Symantec checks FISMA compliance

Symantec Corp. officials released software today that makes it easier for federal information technology managers to comply with federally mandated security legislation.

Symantec Enterprise Security Manager for the Federal Information Security Management Act of 2002 is a best-practices policy module that integrates into Symantec ESM, the company's policy compliance software. The software module is based on the system security requirements of FISMA, which are geared to protect government information systems from being compromised by network attacks that exploit improperly configured systems and insufficient security management.

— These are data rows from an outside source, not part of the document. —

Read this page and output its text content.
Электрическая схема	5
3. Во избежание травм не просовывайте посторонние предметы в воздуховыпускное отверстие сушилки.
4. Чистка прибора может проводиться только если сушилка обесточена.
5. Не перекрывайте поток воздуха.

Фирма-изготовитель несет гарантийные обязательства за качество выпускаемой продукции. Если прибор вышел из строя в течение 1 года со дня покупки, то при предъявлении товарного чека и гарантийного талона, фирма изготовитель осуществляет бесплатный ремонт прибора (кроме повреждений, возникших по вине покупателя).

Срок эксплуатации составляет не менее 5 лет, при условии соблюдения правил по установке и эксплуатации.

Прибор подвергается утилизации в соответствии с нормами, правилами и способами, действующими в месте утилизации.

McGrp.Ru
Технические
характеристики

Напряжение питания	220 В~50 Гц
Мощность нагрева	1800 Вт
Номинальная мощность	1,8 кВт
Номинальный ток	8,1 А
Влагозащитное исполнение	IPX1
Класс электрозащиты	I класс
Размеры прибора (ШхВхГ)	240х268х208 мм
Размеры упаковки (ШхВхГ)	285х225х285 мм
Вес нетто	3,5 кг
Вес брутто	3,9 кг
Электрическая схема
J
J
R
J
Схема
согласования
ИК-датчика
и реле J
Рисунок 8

ESM for FISMA offers preconfigured security policies, allowing IT managers to automate tasks that they performed manually, such as making sure systems have the latest security patches and checking the integrity of files, said John Grimm, Symantec's director of industry solutions.

The preconfigured security policies give IT managers a running start, as they audit their environments for FISMA compliance, Grimm said. They can generate the reports needed to show that they are in compliance and set up best practices for discovering and removing vulnerabilities, he added.

The Symantec ESM for FISMA policy module supports multiple operating systems including Microsoft Corp. Windows 2000 and Windows NT, Sun Microsystems Inc. Solaris versions 2.6 through 2.9, IBM Corp. AIX, Hewlett-Packard Co. HP-UX and Red Hat Inc. Linux. The module is available free for Symantec ESM users.